One of the reasons why our everyday appliances can be trusted is because they are subjected to rigorous testing, both by the manufacturer as well as independent testing labs. We trust that the labs follow well established standards such as those developed and implemented by the International Organisation for Standardisation (ISO), European Committee for Standardisation (CEN), ASTM International and Underwriters Laboratories (UL), and their logos are a welcome sight on the products we buy. But is there a similar approach being taken with respect to cyber security and are products destined for the connected home being subjected to thorough cyber security testing?

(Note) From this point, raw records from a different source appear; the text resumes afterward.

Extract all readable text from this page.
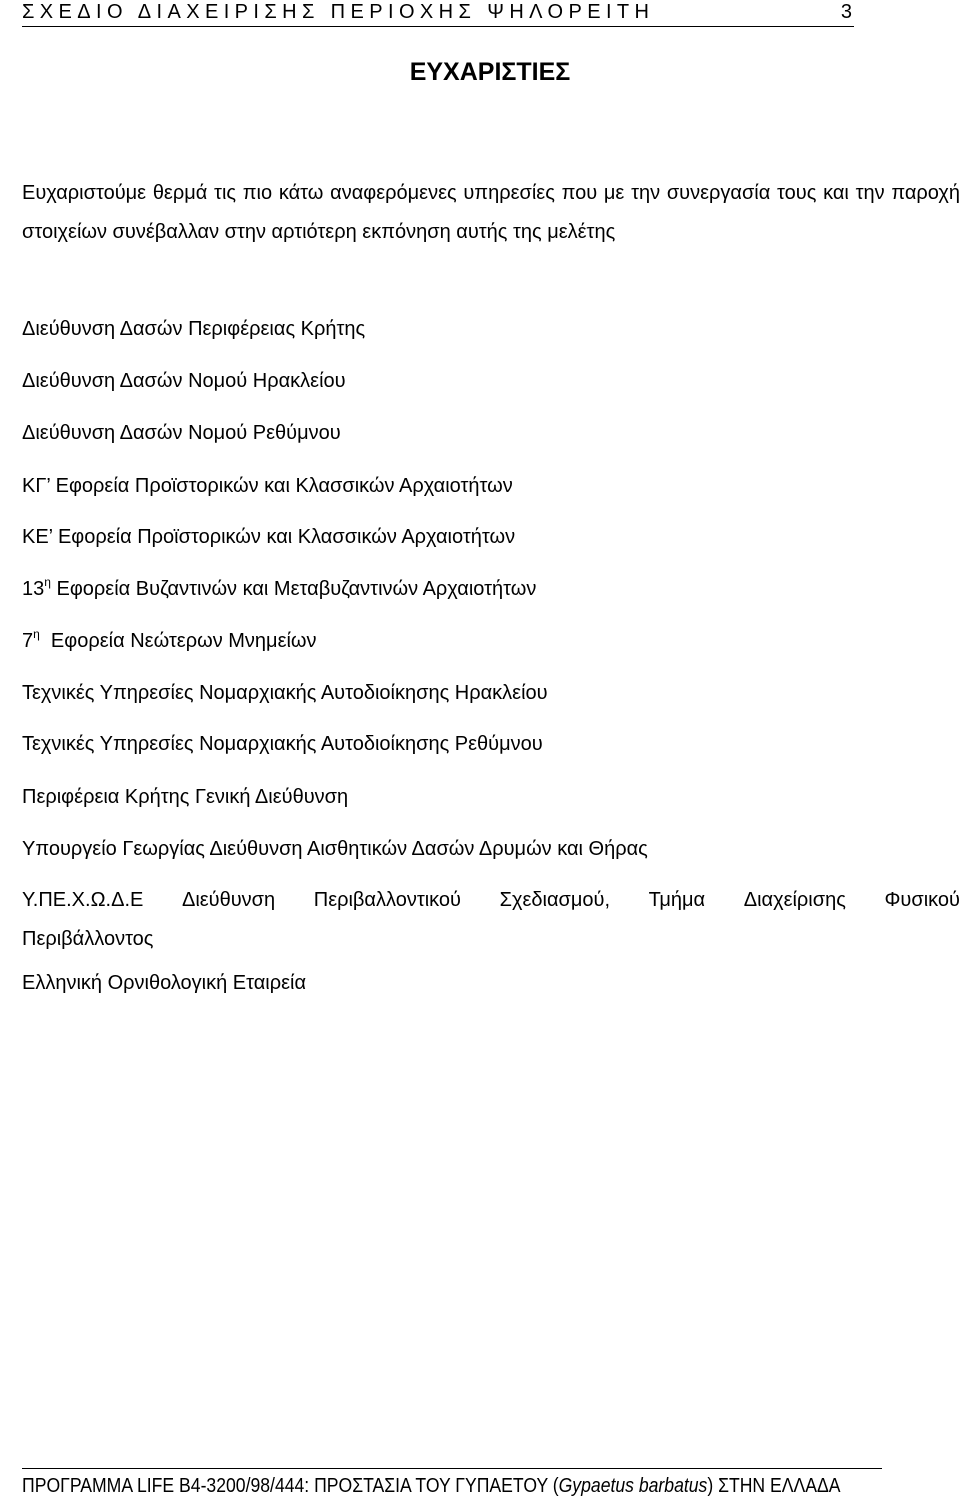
ΣΧΕΔΙΟ ΔΙΑΧΕΙΡΙΣΗΣ ΠΕΡΙΟΧΗΣ ΨΗΛΟΡΕΙΤΗ	3
ΕΥΧΑΡΙΣΤΙΕΣ
Ευχαριστούμε θερμά τις πιο κάτω αναφερόμενες υπηρεσίες που με την συνεργασία τους και την παροχή στοιχείων συνέβαλλαν στην αρτιότερη εκπόνηση αυτής της μελέτης
Διεύθυνση Δασών Περιφέρειας Κρήτης
Διεύθυνση Δασών Νομού Ηρακλείου
Διεύθυνση Δασών Νομού Ρεθύμνου
ΚΓ’ Εφορεία Προϊστορικών και Κλασσικών Αρχαιοτήτων
ΚΕ’ Εφορεία Προϊστορικών και Κλασσικών Αρχαιοτήτων
$13^\eta$ Εφορεία Βυζαντινών και Μεταβυζαντινών Αρχαιοτήτων
$7^\eta$  Εφορεία Νεώτερων Μνημείων
Τεχνικές Υπηρεσίες Νομαρχιακής Αυτοδιοίκησης Ηρακλείου
Τεχνικές Υπηρεσίες Νομαρχιακής Αυτοδιοίκησης Ρεθύμνου
Περιφέρεια Κρήτης Γενική Διεύθυνση
Υπουργείο Γεωργίας Διεύθυνση Αισθητικών Δασών Δρυμών και Θήρας
Υ.ΠΕ.Χ.Ω.Δ.Ε Διεύθυνση Περιβαλλοντικού Σχεδιασμού, Τμήμα Διαχείρισης Φυσικού
Περιβάλλοντος
Ελληνική Ορνιθολογική Εταιρεία
ΠΡΟΓΡΑΜΜΑ LIFE B4-3200/98/444: ΠΡΟΣΤΑΣΙΑ ΤΟΥ ΓΥΠΑΕΤΟΥ (Gypaetus barbatus) ΣΤΗΝ ΕΛΛΑΔΑ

Unfortunately, on the whole we currently rely on the good judgement of the designers and manufacturers of our technology, and short of government intervention, which might yet be required, we have to hope that such companies have at least hired a chief security officer with the power to review and influence product development.
There are many advantages to the connected world that we are rapidly moving towards, and this is to be welcomed. However, the industry needs to take cyber security seriously and ensure that not only do the products themselves follow well established cyber security principles, but importantly that the connected ecosystems, which will enable the more efficient life that we all crave, do not become some form of Pandora’s box.